Daha ne olduğunu anlamadan popoya atılan bir şaplak ile alınan ilk nefeste genzi yakan oksijen sayesinde acı ile ilk tanışma zamanı…
Ve süre başlar; Kum saatinden aşağıya düşen kum tanecikleri gibi akar zaman, ta ki o son taneciğe kadar. Çünkü doğum, ölüme yaklaşılan zamanın başlama düdüğüdür.
Yirmili yaşlara kadar işlemez sanılır zaman, en gamsız aynı zamanda en prangalı zaman.
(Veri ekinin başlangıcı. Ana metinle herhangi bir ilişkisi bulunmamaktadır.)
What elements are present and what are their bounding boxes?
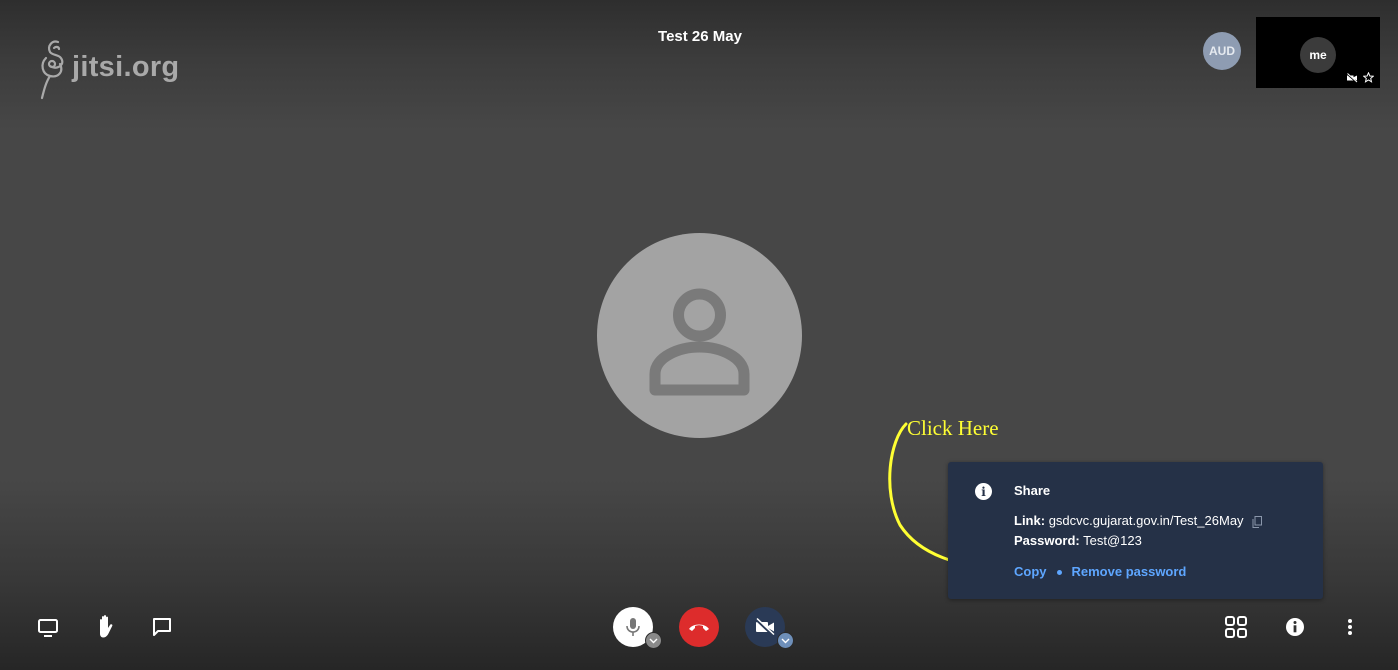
screen-share-icon: [38, 619, 58, 637]
separator-dot: [1056, 570, 1062, 576]
jitsi-logo-icon: [40, 40, 64, 100]
more-options-icon: [1348, 619, 1352, 635]
copy-icon[interactable]: [1252, 515, 1263, 528]
remove-password-button[interactable]: Remove password: [1072, 564, 1187, 579]
share-info-panel: i Share Link: gsdcvc.gujarat.gov.in/Test…: [948, 462, 1323, 599]
link-label: Link:: [1014, 513, 1046, 528]
hangup-button[interactable]: [679, 607, 719, 647]
moderator-star-icon: [1363, 72, 1374, 83]
tile-view-button[interactable]: [1221, 612, 1251, 642]
local-video-tile[interactable]: me: [1256, 17, 1380, 88]
share-password-row: Password: Test@123: [1014, 533, 1142, 548]
share-actions: Copy Remove password: [1014, 564, 1186, 579]
raise-hand-icon: [100, 615, 113, 638]
chat-icon: [153, 618, 171, 636]
jitsi-logo[interactable]: jitsi.org: [38, 34, 179, 100]
video-settings-caret[interactable]: [777, 632, 794, 649]
hangup-icon: [689, 624, 709, 631]
password-label: Password:: [1014, 533, 1080, 548]
remote-participant-avatar[interactable]: AUD: [1203, 32, 1241, 70]
password-value: Test@123: [1083, 533, 1142, 548]
logo-text: jitsi.org: [72, 50, 180, 83]
info-icon: [1286, 618, 1304, 636]
microphone-icon: [626, 618, 640, 636]
chevron-down-icon: [781, 638, 790, 643]
share-link-row: Link: gsdcvc.gujarat.gov.in/Test_26May: [1014, 513, 1263, 528]
camera-off-icon: [754, 617, 775, 637]
info-button[interactable]: [1282, 614, 1308, 640]
raise-hand-button[interactable]: [92, 612, 120, 642]
video-stage: jitsi.org Test 26 May AUD me Click Here: [0, 0, 1398, 670]
chat-button[interactable]: [148, 613, 176, 641]
copy-link-button[interactable]: Copy: [1014, 564, 1047, 579]
meeting-link[interactable]: gsdcvc.gujarat.gov.in/Test_26May: [1049, 513, 1244, 528]
audio-settings-caret[interactable]: [645, 632, 662, 649]
camera-off-icon: [1346, 72, 1358, 83]
meeting-title: Test 26 May: [658, 28, 742, 45]
chevron-down-icon: [649, 638, 658, 643]
more-options-button[interactable]: [1340, 614, 1360, 640]
click-here-annotation: Click Here: [907, 416, 999, 440]
user-icon: [649, 288, 750, 396]
participant-avatar: [597, 233, 802, 438]
share-title: Share: [1014, 483, 1051, 498]
screen-share-button[interactable]: [34, 614, 62, 642]
info-icon: i: [975, 483, 992, 500]
local-avatar: me: [1300, 37, 1336, 73]
tile-view-icon: [1225, 616, 1247, 638]
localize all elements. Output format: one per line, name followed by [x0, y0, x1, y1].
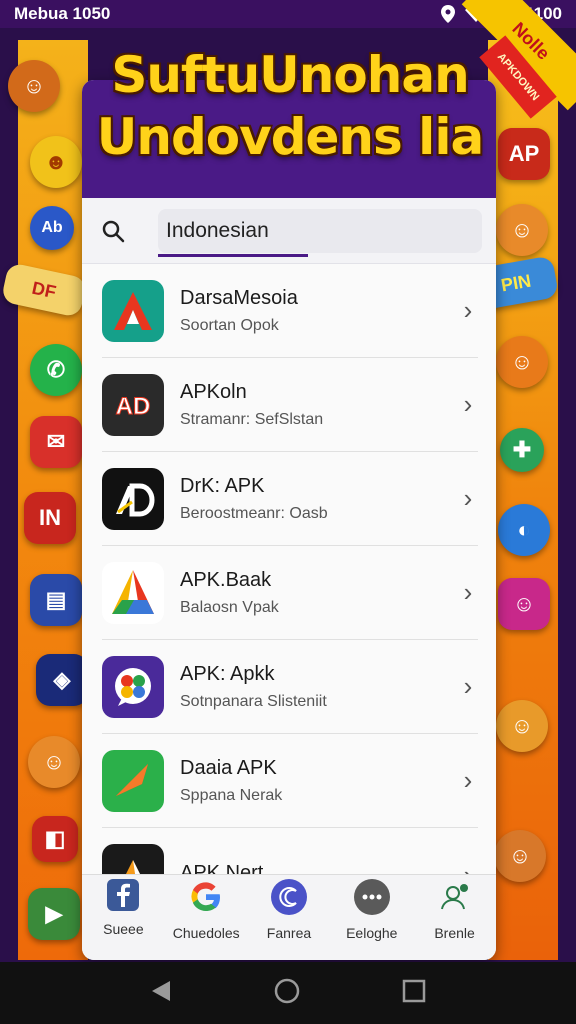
app-subtitle: Sppana Nerak	[180, 786, 283, 804]
nav-label: Eeloghe	[346, 925, 398, 941]
play-store-icon: ▶	[28, 888, 80, 940]
facebook-icon	[107, 879, 140, 911]
crescent-icon	[270, 879, 307, 915]
green-arrow-icon	[102, 749, 164, 812]
app-name: DrK: APK	[180, 474, 265, 497]
app-list-card: Indonesian DarsaMesoia Soortan Opok › AD…	[82, 80, 496, 960]
profile-add-icon	[437, 879, 473, 915]
deco-app-blue-round-icon: ◐	[498, 504, 550, 556]
list-item[interactable]: DarsaMesoia Soortan Opok ›	[102, 264, 478, 358]
nav-label: Brenle	[434, 925, 475, 941]
ad-monogram-icon	[102, 467, 164, 530]
left-decorative-banner: ☺ ☻ Ab DF ✆ ✉ IN ▤ ◈ ☺ ◧ ▶	[0, 40, 88, 960]
bottom-navigation: Sueee Chuedoles Fanrea Eeloghe Brenle	[82, 874, 496, 960]
mascot-icon-6: ☺	[494, 830, 546, 882]
face-app-icon: ☺	[498, 578, 550, 630]
chevron-right-icon: ›	[463, 295, 473, 325]
search-underline	[158, 254, 308, 257]
promo-headline: SuftuUnohan Undovdens lia	[70, 44, 510, 168]
nav-label: Sueee	[103, 921, 144, 937]
nav-item-chat[interactable]: Eeloghe	[333, 879, 411, 941]
red-a-logo-icon	[102, 279, 164, 342]
triangle-logo-icon	[102, 561, 164, 624]
svg-text:AD: AD	[116, 393, 151, 420]
chevron-right-icon: ›	[463, 577, 473, 607]
app-name: APKoln	[180, 380, 247, 403]
nav-item-crescent[interactable]: Fanrea	[250, 879, 328, 941]
right-decorative-banner: AP ☺ PIN ☺ ✚ ◐ ☺ ☺ ☺	[472, 40, 560, 960]
headline-line-2: Undovdens lia	[96, 108, 484, 166]
nav-item-facebook[interactable]: Sueee	[84, 879, 162, 937]
mascot-icon-2: ☺	[28, 736, 80, 788]
app-list: DarsaMesoia Soortan Opok › AD APKoln Str…	[82, 264, 496, 922]
mascot-icon-3: ☺	[496, 204, 548, 256]
nav-label: Fanrea	[266, 925, 312, 941]
mascot-icon-5: ☺	[496, 700, 548, 752]
list-item[interactable]: APK: Apkk Sotnpanara Slisteniit ›	[102, 640, 478, 734]
location-icon	[441, 5, 456, 23]
google-icon	[188, 879, 224, 915]
mascot-icon: ☺	[8, 60, 60, 112]
app-name: Daaia APK	[180, 756, 277, 779]
chevron-right-icon: ›	[463, 765, 473, 795]
deco-app-green-icon: ✚	[500, 428, 544, 472]
app-name: APK: Apkk	[180, 662, 275, 685]
mascot-icon-4: ☺	[496, 336, 548, 388]
chat-dots-icon	[353, 879, 390, 915]
home-circle-icon	[274, 978, 300, 1003]
list-item[interactable]: DrK: APK Beroostmeanr: Oasb ›	[102, 452, 478, 546]
deco-app-b-icon: Ab	[30, 206, 74, 250]
app-subtitle: Stramanr: SefSlstan	[180, 410, 324, 428]
nav-label: Chuedoles	[172, 925, 240, 941]
home-button[interactable]	[273, 977, 301, 1010]
back-button[interactable]	[150, 979, 172, 1008]
app-subtitle: Beroostmeanr: Oasb	[180, 504, 328, 522]
list-item[interactable]: AD APKoln Stramanr: SefSlstan ›	[102, 358, 478, 452]
gmail-icon: ✉	[30, 416, 82, 468]
app-subtitle: Sotnpanara Slisteniit	[180, 692, 327, 710]
app-name: DarsaMesoia	[180, 286, 298, 309]
search-icon[interactable]	[96, 214, 130, 248]
app-subtitle: Soortan Opok	[180, 316, 279, 334]
apk-tag-icon: DF	[0, 262, 88, 318]
search-bar[interactable]: Indonesian	[82, 198, 496, 264]
nav-item-profile[interactable]: Brenle	[416, 879, 494, 941]
list-item[interactable]: Daaia APK Sppana Nerak ›	[102, 734, 478, 828]
chat-app-icon: ▤	[30, 574, 82, 626]
list-item[interactable]: APK.Baak Balaosn Vpak ›	[102, 546, 478, 640]
system-navigation-bar	[0, 962, 576, 1024]
recents-square-icon	[402, 979, 425, 1002]
chevron-right-icon: ›	[463, 671, 473, 701]
chevron-right-icon: ›	[463, 389, 473, 419]
puzzle-bubble-icon	[102, 655, 164, 718]
app-subtitle: Balaosn Vpak	[180, 598, 279, 616]
deco-app-blue-icon: ◈	[36, 654, 88, 706]
headline-line-1: SuftuUnohan	[111, 46, 469, 104]
chevron-right-icon: ›	[463, 483, 473, 513]
recents-button[interactable]	[402, 979, 426, 1008]
whatsapp-icon: ✆	[30, 344, 82, 396]
deco-app-in-icon: IN	[24, 492, 76, 544]
apk-letters-icon: AD	[102, 373, 164, 436]
search-input[interactable]: Indonesian	[158, 208, 482, 253]
nav-item-google[interactable]: Chuedoles	[167, 879, 245, 941]
status-carrier-text: Mebua 1050	[14, 4, 111, 23]
deco-app-red-icon: ◧	[32, 816, 78, 862]
back-triangle-icon	[152, 980, 171, 1001]
app-name: APK.Baak	[180, 568, 272, 591]
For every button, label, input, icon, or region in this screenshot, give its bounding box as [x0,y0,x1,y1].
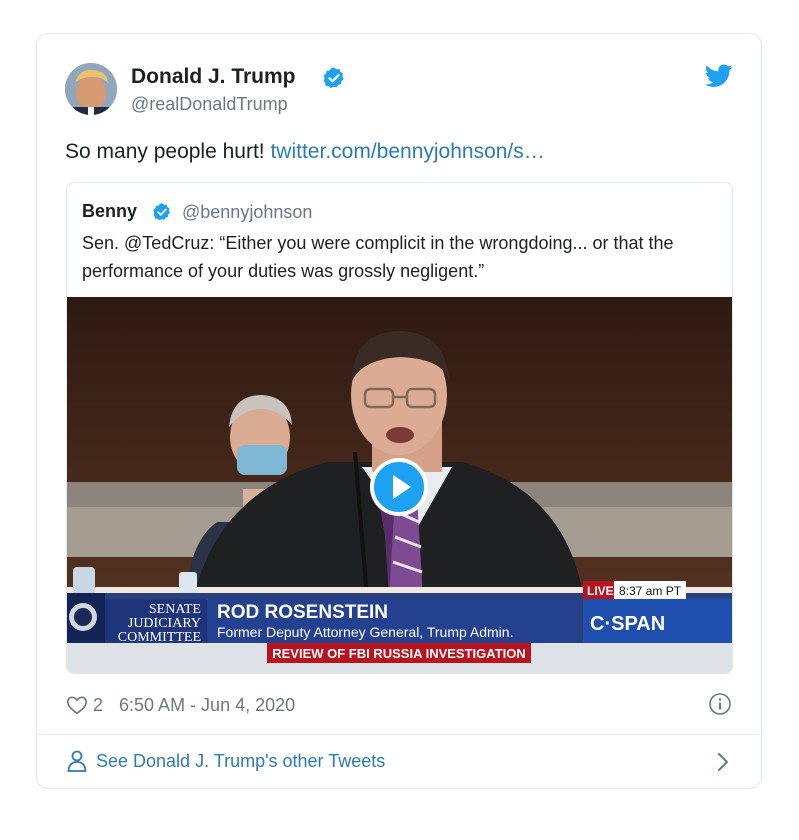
author-avatar[interactable] [65,63,117,115]
committee-line-2: JUDICIARY [128,616,201,631]
tweet-body: So many people hurt! [65,140,271,163]
tweet-link[interactable]: twitter.com/bennyjohnson/s… [270,140,544,163]
like-count[interactable]: 2 [93,695,103,716]
see-other-tweets-label: See Donald J. Trump's other Tweets [96,750,386,771]
network-logo: C·SPAN [590,613,665,635]
topic-banner-area: REVIEW OF FBI RUSSIA INVESTIGATION [67,643,732,673]
topic-banner-text: REVIEW OF FBI RUSSIA INVESTIGATION [272,646,526,661]
quoted-author-handle[interactable]: @bennyjohnson [182,202,312,223]
tweet-meta: 2 6:50 AM - Jun 4, 2020 [66,692,295,718]
play-button[interactable] [370,458,428,516]
tweet-text: So many people hurt! twitter.com/bennyjo… [65,140,545,164]
person-icon [67,750,87,772]
verified-badge-icon [153,203,170,221]
live-label: LIVE [587,584,614,598]
info-icon[interactable] [708,692,732,716]
twitter-bird-icon[interactable] [705,64,733,88]
tweet-timestamp[interactable]: 6:50 AM - Jun 4, 2020 [119,695,295,716]
verified-badge-icon [323,67,344,89]
quoted-author-name[interactable]: Benny [82,201,137,222]
committee-line-1: SENATE [149,602,201,617]
lower-third-name: ROD ROSENSTEIN [217,602,388,623]
lower-third-title: Former Deputy Attorney General, Trump Ad… [217,624,513,640]
footer-divider [37,734,761,735]
topic-banner: REVIEW OF FBI RUSSIA INVESTIGATION [267,643,531,663]
see-other-tweets-link[interactable]: See Donald J. Trump's other Tweets [66,749,385,773]
like-button[interactable] [66,694,90,716]
avatar-image [65,63,117,115]
heart-icon [67,696,87,715]
broadcast-time: 8:37 am PT [619,584,682,598]
author-handle[interactable]: @realDonaldTrump [131,94,288,115]
play-icon [393,475,411,499]
author-name[interactable]: Donald J. Trump [131,65,296,89]
quoted-tweet[interactable]: Benny @bennyjohnson Sen. @TedCruz: “Eith… [66,182,733,674]
committee-line-3: COMMITTEE [118,630,201,643]
video-player[interactable]: SENATE JUDICIARY COMMITTEE ROD ROSENSTEI… [67,297,732,643]
quoted-tweet-text: Sen. @TedCruz: “Either you were complici… [82,233,674,281]
chevron-right-icon[interactable] [714,751,732,773]
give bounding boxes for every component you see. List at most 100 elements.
Çocuksundur, ergensindir, gençsindir.
Öğrenecek şeyin, bunun için de bol vaktin cebindedir.
En heyecanlı, dalgalı dönem yirmi ile otuzlu yaşlar arasıdır; Okul bitirilecek, işe girilecek, evlenilecektir.
Bir de bol gezilip çok öğrenilecektir.
Deli kandır o, hızlı akıp gidecektir.
Otuzlu yaşlar, sakin başlar; Yuva kurulmuş, işler rayına oturtulmuştur.
O ara çocuk da doğrulmuş, bu kez de hayat ona angaje olmuştur.
Kan damarda sakin akmaya başlamışken bu kez de kırk yaş alarmları çalmaya başlar bedende.
Bir panik dalgası yayılır bünyeye ve artık her şey mübah olur cesur olduğun ölçüde; Yapmak isteyip de yapamadıkların için fırsat yaratır, gitmek istediğin diyarlara yol alır, ‘o ne der, bu ne der ?’ kaygısını bir kenara bırakır, anı yaşarsın.
En azından yaşamak için uğraşırsın.
Ellilerde huzur alır heyecanların yerini, tutkulu aşkların yerini de sevgi.
Bilmem farkında mısınız, ölümden sonraki yokluk düşündürür bizi, düşünmeyiz doğumumuzdan önceki yokluğu.
Evrende her uyanış bir ölüme gebedir ama her ölüm bir uyanışa sesleniştir.
Bir uyanış ise bir son ile mümkündür ancak.
Tıpkı upuzun bir geceden sonra uyanılan mavi sabahlar gibi.
Sarı hatta kahverengi yaprakların, hüzünlü bir veda ile bembeyaz bir örtüyü üzerlerine çekmesi ve kendilerine göz kırpan güneşin küçük bir tebessümüyle o beyaz örtüyü fırlatarak kendilerini yeşilin kucağına atmaları, yeşille sarınıp çiçekle kuşanmaları gibi…
Her son bir başlangıç, her veda bir kavuşmadır aslında.
Nedensiz bir çocuk ağlaması bile bir sonraki gülüşün başlangıcıdır.
Bütün kutsal kitapların sonunda, bütün gecelerin ardında, bütün acıların arkasında rüzgarı sizden esen, soluğu sizden üflenen yeni bir umut vardır.
Ölüm bir son değil ama doğum bir başlangıçtır. Hiçbir şey ölmez, her şey yaşar.
Doğum başka bir alemde yaşanmış hayatın, yeryüzünde biten uzun yolculuğudur.
Ve her gece bir sabahla, her dert bir duayla, her keder bir kurtuluşla son bulur.